И потому, что ему страшно, Джозеф кричит:
— Но мы должны что-то сделать! — Он слышит, как его голос ударяется о степу, о смех девиц на кухне.
— А что мы можем?
— Если разрешат взять на поруки, соберем деньги в складчину…
— Как?
— Старик! Я и сам не знаю как. Одно знаю — надо!
— А если не разрешат под залог?
— Тогда мы его выручим! Я готов пойти на что угодно — выручим!
— Я тоже готов. Да только что мы можем?
— И можем, и выручим! Вот в чем наша задача. Мы с тобой знаем, что ему там не место. Те, гниды, тоже это знают. — Он встает. Его колотит дрожь. На кухне замолчали. — Слушай! Я знаю, что ты хочешь сказать. Ты скажешь, что нас держат за горло. Да, правильно. Но ведь это наша плоть и кровь, старик! Наша плоть и кровь! Как мы это сделаем, не знаю. Знаю только — надо добиться своего. Ты за себя не боишься, и — вот тебе крест! — я тоже за себя не боюсь. Его надо вызволить оттуда. И мы его вызволим. Вот и все. И самое главное, старик, нельзя падать духом. Хватит этим гадам, мать их так, измываться над нами. — Он стихает, отпивает пива из банки. — Довольно они наших детей поубивали.

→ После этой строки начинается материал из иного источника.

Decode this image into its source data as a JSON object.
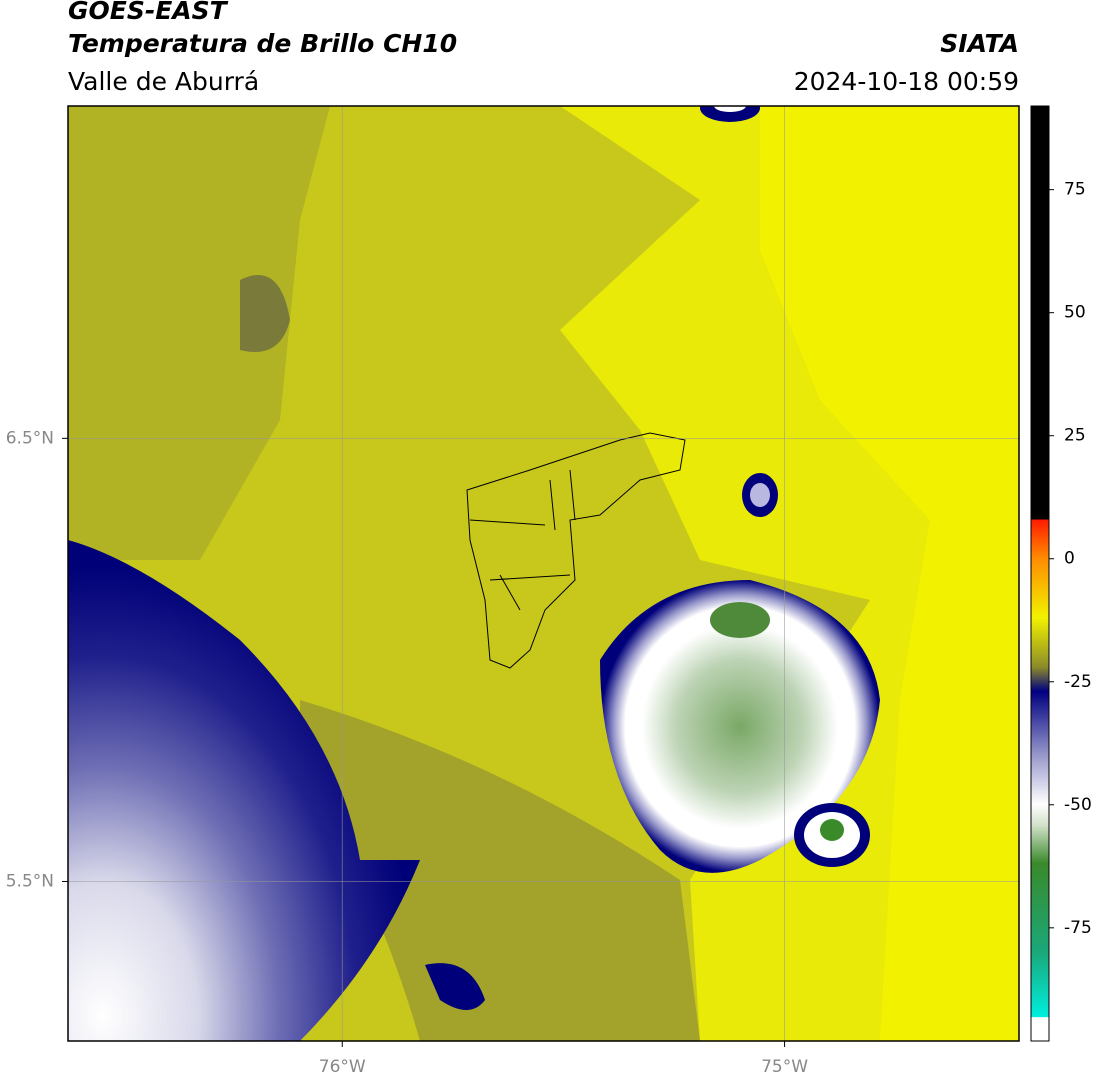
{
  "header": {
    "satellite": "GOES-EAST",
    "product": "Temperatura de Brillo CH10",
    "region": "Valle de Aburrá",
    "source": "SIATA",
    "datetime": "2024-10-18 00:59"
  },
  "map": {
    "lon_range": [
      -76.62,
      -74.47
    ],
    "lat_range": [
      5.14,
      7.25
    ],
    "lon_ticks": [
      {
        "value": -76,
        "label": "76°W"
      },
      {
        "value": -75,
        "label": "75°W"
      }
    ],
    "lat_ticks": [
      {
        "value": 6.5,
        "label": "6.5°N"
      },
      {
        "value": 5.5,
        "label": "5.5°N"
      }
    ]
  },
  "colorbar": {
    "range": [
      -98,
      92
    ],
    "ticks": [
      75,
      50,
      25,
      0,
      -25,
      -50,
      -75
    ]
  }
}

Фрэнк смотрит на отворенную дверь в кухню, в проеме которой стоят его дочери.
— Что тут у вас, все в порядке? — спрашивает Адриенна.

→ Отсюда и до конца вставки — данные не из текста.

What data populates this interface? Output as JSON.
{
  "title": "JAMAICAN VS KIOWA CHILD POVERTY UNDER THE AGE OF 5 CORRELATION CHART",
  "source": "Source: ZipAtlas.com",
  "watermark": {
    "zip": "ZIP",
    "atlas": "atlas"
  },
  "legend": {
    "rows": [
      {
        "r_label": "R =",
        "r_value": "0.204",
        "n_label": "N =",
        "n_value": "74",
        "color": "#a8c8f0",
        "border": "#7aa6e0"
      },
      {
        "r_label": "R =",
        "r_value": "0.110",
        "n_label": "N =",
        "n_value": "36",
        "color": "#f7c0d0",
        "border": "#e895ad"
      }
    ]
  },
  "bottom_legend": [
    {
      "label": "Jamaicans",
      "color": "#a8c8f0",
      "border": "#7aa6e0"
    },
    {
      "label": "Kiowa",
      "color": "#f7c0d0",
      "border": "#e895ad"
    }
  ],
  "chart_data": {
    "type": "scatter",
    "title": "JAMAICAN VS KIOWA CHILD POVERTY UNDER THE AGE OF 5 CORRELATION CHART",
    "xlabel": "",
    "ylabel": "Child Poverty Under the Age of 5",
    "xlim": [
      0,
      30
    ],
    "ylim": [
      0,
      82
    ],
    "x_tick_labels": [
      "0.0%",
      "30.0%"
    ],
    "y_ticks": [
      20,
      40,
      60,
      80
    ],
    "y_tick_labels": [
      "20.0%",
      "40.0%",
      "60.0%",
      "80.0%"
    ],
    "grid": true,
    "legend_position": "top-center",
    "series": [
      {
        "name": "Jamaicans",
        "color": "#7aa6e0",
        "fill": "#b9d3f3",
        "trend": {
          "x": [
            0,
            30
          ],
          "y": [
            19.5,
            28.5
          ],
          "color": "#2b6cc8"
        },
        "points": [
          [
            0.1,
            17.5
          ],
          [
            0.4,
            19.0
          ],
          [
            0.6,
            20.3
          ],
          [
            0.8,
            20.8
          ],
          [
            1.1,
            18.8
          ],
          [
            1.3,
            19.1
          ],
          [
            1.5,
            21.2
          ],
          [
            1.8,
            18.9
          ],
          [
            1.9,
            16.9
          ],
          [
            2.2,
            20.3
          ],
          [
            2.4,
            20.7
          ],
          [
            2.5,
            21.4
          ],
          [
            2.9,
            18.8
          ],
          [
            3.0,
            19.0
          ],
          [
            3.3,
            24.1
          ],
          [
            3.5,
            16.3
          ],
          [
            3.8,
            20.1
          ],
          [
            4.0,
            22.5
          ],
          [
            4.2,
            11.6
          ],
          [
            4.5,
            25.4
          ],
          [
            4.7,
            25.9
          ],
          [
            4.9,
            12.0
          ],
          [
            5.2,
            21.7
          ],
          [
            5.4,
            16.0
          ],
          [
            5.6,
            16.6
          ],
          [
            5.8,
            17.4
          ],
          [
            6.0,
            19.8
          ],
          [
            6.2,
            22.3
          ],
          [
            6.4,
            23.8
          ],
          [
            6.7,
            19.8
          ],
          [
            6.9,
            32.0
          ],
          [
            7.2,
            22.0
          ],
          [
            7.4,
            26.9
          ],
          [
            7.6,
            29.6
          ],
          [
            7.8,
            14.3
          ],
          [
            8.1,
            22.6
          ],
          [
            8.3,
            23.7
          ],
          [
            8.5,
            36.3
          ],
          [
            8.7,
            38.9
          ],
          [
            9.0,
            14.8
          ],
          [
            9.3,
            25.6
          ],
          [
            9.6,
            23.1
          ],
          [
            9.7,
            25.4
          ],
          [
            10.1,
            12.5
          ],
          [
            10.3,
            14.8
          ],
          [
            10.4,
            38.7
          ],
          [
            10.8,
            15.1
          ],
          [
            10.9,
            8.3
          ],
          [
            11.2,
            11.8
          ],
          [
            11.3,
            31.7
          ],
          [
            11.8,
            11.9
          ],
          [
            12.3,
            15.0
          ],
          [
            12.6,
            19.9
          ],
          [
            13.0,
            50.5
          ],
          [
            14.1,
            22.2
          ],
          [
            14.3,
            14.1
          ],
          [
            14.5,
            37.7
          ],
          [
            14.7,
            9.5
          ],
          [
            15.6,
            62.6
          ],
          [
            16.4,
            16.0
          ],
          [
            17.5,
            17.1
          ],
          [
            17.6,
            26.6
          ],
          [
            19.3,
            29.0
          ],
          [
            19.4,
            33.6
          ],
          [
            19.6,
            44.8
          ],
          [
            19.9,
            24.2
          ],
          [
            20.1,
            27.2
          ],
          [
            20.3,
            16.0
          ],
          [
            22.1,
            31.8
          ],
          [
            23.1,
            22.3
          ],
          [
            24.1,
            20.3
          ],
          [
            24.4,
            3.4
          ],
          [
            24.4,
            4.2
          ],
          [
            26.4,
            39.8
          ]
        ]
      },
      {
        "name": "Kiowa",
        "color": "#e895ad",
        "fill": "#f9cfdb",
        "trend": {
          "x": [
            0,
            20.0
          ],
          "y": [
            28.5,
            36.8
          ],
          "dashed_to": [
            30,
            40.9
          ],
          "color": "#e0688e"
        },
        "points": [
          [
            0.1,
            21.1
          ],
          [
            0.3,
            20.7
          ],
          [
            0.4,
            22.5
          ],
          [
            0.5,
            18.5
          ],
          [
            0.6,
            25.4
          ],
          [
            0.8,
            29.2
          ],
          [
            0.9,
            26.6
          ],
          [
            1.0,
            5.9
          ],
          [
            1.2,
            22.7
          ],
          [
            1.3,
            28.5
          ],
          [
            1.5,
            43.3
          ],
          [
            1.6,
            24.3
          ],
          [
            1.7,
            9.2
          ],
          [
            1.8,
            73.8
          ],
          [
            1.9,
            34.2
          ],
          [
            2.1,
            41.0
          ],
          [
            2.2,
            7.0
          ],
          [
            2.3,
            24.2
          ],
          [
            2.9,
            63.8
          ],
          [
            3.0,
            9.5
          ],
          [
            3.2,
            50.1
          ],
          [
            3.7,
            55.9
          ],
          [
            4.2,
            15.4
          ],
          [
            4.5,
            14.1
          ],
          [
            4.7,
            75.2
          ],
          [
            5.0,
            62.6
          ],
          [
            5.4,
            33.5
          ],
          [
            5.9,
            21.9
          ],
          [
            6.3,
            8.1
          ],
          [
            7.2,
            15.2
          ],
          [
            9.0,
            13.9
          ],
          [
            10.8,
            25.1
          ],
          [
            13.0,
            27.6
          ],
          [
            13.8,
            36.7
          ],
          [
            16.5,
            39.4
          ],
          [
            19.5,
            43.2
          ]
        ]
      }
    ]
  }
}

Фрэнк швыряет свой стакан с вином на пол, стакан, звякнув, разбивается вдребезги.
— Чтобы духу вашего здесь не было, сучки желтомордые! Ясно? Чтобы духу вашего здесь не было! Другие на вашем месте промышляли бы на панели, лишь бы выручить брата из тюрьмы, а они задарма стелются под эту кодлу с книжечкой под мышечной, которая только на то и способна, что принюхиваться к ним. Пошли спать! Чтобы духу вашего здесь не было!

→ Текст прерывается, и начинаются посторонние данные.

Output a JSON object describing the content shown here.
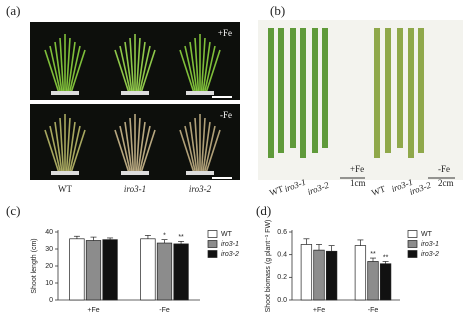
{
  "photos": {
    "genotypes": [
      "WT",
      "iro3-1",
      "iro3-2"
    ],
    "a": {
      "label": "(a)",
      "top": "+Fe",
      "bottom": "-Fe"
    },
    "b": {
      "label": "(b)",
      "left": "+Fe",
      "left_scale": "1cm",
      "right": "-Fe",
      "right_scale": "2cm"
    }
  },
  "chart_data": [
    {
      "type": "bar",
      "panel": "(c)",
      "y_label": "Shoot length (cm)",
      "categories": [
        "+Fe",
        "-Fe"
      ],
      "ylim": [
        0,
        40
      ],
      "yticks": [
        0,
        10,
        20,
        30,
        40
      ],
      "series": [
        {
          "name": "WT",
          "color": "#ffffff",
          "values": [
            36,
            36
          ],
          "errors": [
            1.5,
            2
          ],
          "significance": [
            null,
            null
          ]
        },
        {
          "name": "iro3-1",
          "color": "#8c8c8c",
          "values": [
            35,
            33.5
          ],
          "errors": [
            2,
            2
          ],
          "significance": [
            null,
            "*"
          ]
        },
        {
          "name": "iro3-2",
          "color": "#111111",
          "values": [
            35.5,
            33
          ],
          "errors": [
            1,
            1.5
          ],
          "significance": [
            null,
            "**"
          ]
        }
      ]
    },
    {
      "type": "bar",
      "panel": "(d)",
      "y_label": "Shoot biomass (g plant⁻¹ FW)",
      "categories": [
        "+Fe",
        "-Fe"
      ],
      "ylim": [
        0,
        0.6
      ],
      "yticks": [
        {
          "value": 0,
          "label": "0.0"
        },
        0.2,
        0.4,
        0.6
      ],
      "series": [
        {
          "name": "WT",
          "color": "#ffffff",
          "values": [
            0.49,
            0.48
          ],
          "errors": [
            0.05,
            0.05
          ],
          "significance": [
            null,
            null
          ]
        },
        {
          "name": "iro3-1",
          "color": "#8c8c8c",
          "values": [
            0.44,
            0.34
          ],
          "errors": [
            0.05,
            0.03
          ],
          "significance": [
            null,
            "**"
          ]
        },
        {
          "name": "iro3-2",
          "color": "#111111",
          "values": [
            0.43,
            0.32
          ],
          "errors": [
            0.05,
            0.02
          ],
          "significance": [
            null,
            "**"
          ]
        }
      ]
    }
  ]
}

Джозеф смотрит на Адриенну и Шейлу. Он вдруг видит нечто очень странное, нечто такое, что ему и в голову раньше не приходило: он видит, что Адриенна любит отца трудной любовью. Она знает, что ему больно. И успокоила бы его боль, если б могла, если б знала как. Она все бы отдала, лишь бы знать, лишь бы успокоить его. Она и не подозревает, что Фрэнк видит в ней ее мать.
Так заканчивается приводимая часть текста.